While Dartmouth’s campus hardly functions as a prison, it induces a state of constant visibility reminiscent of Foucault’s theory. In college, every facet of life is made visible and public. You eat your meals in communal cafeterias, exercise in a public gym, study in the library — some of which eerily emulate panoptic architecture, such as Sanborn and the East Reading Room — and sleep alongside roommates. When every element of your daily routine unfolds in a communal space, there is no semblance of privacy, invisibility or anonymity. At Dartmouth, you are always at risk of being seen, even if your specific observers change.

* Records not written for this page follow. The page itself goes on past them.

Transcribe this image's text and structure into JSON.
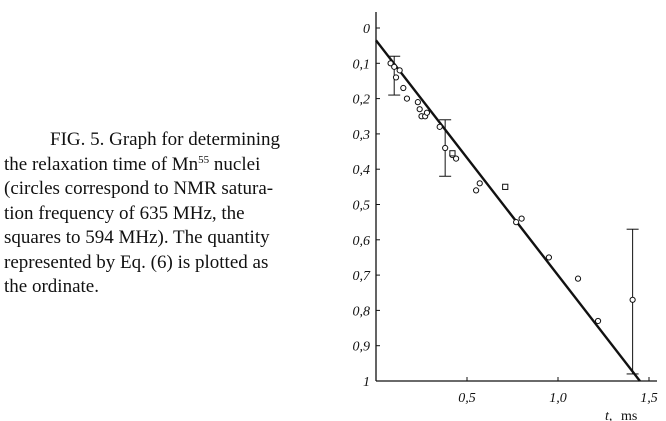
{
  "caption": {
    "line1": "FIG. 5.  Graph for determining",
    "line2_pre": "the relaxation time of Mn",
    "line2_sup": "55",
    "line2_post": " nuclei",
    "line3": "(circles correspond to NMR satura-",
    "line4": "tion frequency of 635 MHz, the",
    "line5": "squares to 594 MHz). The quantity",
    "line6": "represented by Eq. (6) is plotted as",
    "line7": "the ordinate."
  },
  "chart_data": {
    "type": "scatter",
    "title": "",
    "xlabel_var": "t,",
    "xlabel_unit": "ms",
    "ylabel": "",
    "xlim": [
      0,
      1.5
    ],
    "ylim": [
      0,
      1
    ],
    "y_inverted": true,
    "x_ticks": [
      {
        "value": 0.5,
        "label": "0,5"
      },
      {
        "value": 1.0,
        "label": "1,0"
      },
      {
        "value": 1.5,
        "label": "1,5"
      }
    ],
    "y_ticks": [
      {
        "value": 0,
        "label": "0"
      },
      {
        "value": 0.1,
        "label": "0,1"
      },
      {
        "value": 0.2,
        "label": "0,2"
      },
      {
        "value": 0.3,
        "label": "0,3"
      },
      {
        "value": 0.4,
        "label": "0,4"
      },
      {
        "value": 0.5,
        "label": "0,5"
      },
      {
        "value": 0.6,
        "label": "0,6"
      },
      {
        "value": 0.7,
        "label": "0,7"
      },
      {
        "value": 0.8,
        "label": "0,8"
      },
      {
        "value": 0.9,
        "label": "0,9"
      },
      {
        "value": 1.0,
        "label": "1"
      }
    ],
    "series": [
      {
        "marker": "circle",
        "points": [
          [
            0.08,
            0.1
          ],
          [
            0.1,
            0.11
          ],
          [
            0.11,
            0.14
          ],
          [
            0.13,
            0.12
          ],
          [
            0.15,
            0.17
          ],
          [
            0.17,
            0.2
          ],
          [
            0.23,
            0.21
          ],
          [
            0.24,
            0.23
          ],
          [
            0.25,
            0.25
          ],
          [
            0.27,
            0.25
          ],
          [
            0.28,
            0.24
          ],
          [
            0.35,
            0.28
          ],
          [
            0.38,
            0.34
          ],
          [
            0.42,
            0.36
          ],
          [
            0.44,
            0.37
          ],
          [
            0.55,
            0.46
          ],
          [
            0.57,
            0.44
          ],
          [
            0.77,
            0.55
          ],
          [
            0.8,
            0.54
          ],
          [
            0.95,
            0.65
          ],
          [
            1.11,
            0.71
          ],
          [
            1.22,
            0.83
          ],
          [
            1.41,
            0.77
          ]
        ]
      },
      {
        "marker": "square",
        "points": [
          [
            0.42,
            0.355
          ],
          [
            0.71,
            0.45
          ]
        ]
      }
    ],
    "error_bars": [
      {
        "x": 0.1,
        "y": 0.13,
        "ylow": 0.08,
        "yhigh": 0.19
      },
      {
        "x": 0.38,
        "y": 0.34,
        "ylow": 0.26,
        "yhigh": 0.42
      },
      {
        "x": 1.41,
        "y": 0.77,
        "ylow": 0.57,
        "yhigh": 0.98
      }
    ],
    "fit_line": {
      "x": [
        0,
        1.45
      ],
      "y": [
        0.035,
        1.0
      ]
    }
  }
}
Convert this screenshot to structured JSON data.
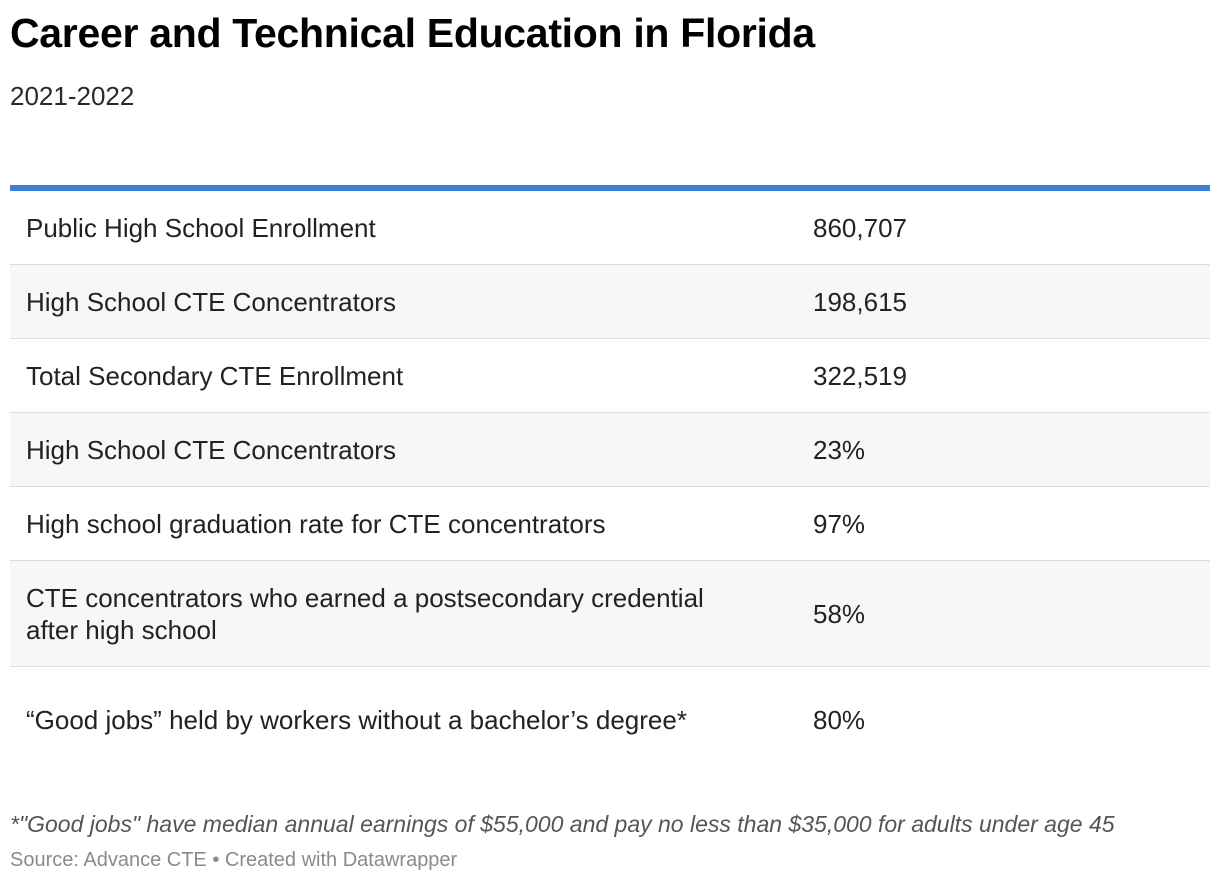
{
  "chart_data": {
    "type": "table",
    "title": "Career and Technical Education in Florida",
    "subtitle": "2021-2022",
    "rows": [
      {
        "label": "Public High School Enrollment",
        "value": "860,707"
      },
      {
        "label": "High School CTE Concentrators",
        "value": "198,615"
      },
      {
        "label": "Total Secondary CTE Enrollment",
        "value": "322,519"
      },
      {
        "label": "High School CTE Concentrators",
        "value": "23%"
      },
      {
        "label": "High school graduation rate for CTE concentrators",
        "value": "97%"
      },
      {
        "label": "CTE concentrators who earned a postsecondary credential after high school",
        "value": "58%"
      },
      {
        "label": "“Good jobs” held by workers without a bachelor’s degree*",
        "value": "80%"
      }
    ],
    "footnote": "*\"Good jobs\" have median annual earnings of $55,000 and pay no less than $35,000 for adults under age 45",
    "source": "Source: Advance CTE • Created with Datawrapper"
  },
  "colors": {
    "accent_rule": "#3b7fd4",
    "row_stripe": "#f7f7f7",
    "row_divider": "#dcdcdc"
  }
}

In effect, panoptic surveillance is permanent. You could be the only body in Foco and still perform under the guise of social-policing and peer surveillance. At a certain point, you begin to police yourself. Simultaneously, you enforce panopticism on your peers by observing them as they order a Collis smoothie, loop around Occom, sprawl out their notes in Blobby.
Of course, every community bears some element of social policing. Perception is an inevitable part of the human experience. Dartmouth’s insular location, intimate student body and remarkably small campus exacerbate its panoptic nature. To function optimally, panopticism requires “the closing of the town from outlying districts.” Dartmouth certainly meets this criteria. In Hanover, there is no urban refuge one can flee to without hopping on a bus. We are isolated on a 269-acre campus in the middle of the woods.
Some students respond to the panopticon effect with codependence. They eat all of their meals with friends, study in groups, exercise with a gym buddy and constantly move in packs. At Dartmouth, one of the most brave and subversive things you can do is comfortably exist — and be perceived existing — alone.
When I returned to school after my off term — 12 weeks of unadulterated anonymity in New York City — Dartmouth’s characteristic panopticism was almost palpable. In Manhattan, my existence flew under the radar. Nobody knew my name, and nobody asked. I could wear my most fashionable or flamboyant outfit. Hell, I could walk around the East Village butt-naked and still not be the most noteworthy character in my vicinity. While surrounded by people, I was free of panoptic surveillance.
Upon re-entering the Dartmouth bubble, I felt as if I was re-subjecting myself to an arena of axial visibility. I couldn’t shake the feeling of being perceived as I lugged my suitcase across the Green. But the discomfort of existing under omnipresent scrutiny immediately subsided when I moved off campus. Off campus, the anxiety of feeling like I always have to perform for an invisible crowd disappeared. The mere ritual of eating breakfast alone grants me an agency and freedom I didn't know I needed until I got it back.
I haven't visited the graveyard once this term, and frankly I don't plan on it. On the Foley porch, I may not go entirely unperceived, but I’m able to escape the panoptic Dartmouth machine — and for the time being, that’s good enough for me.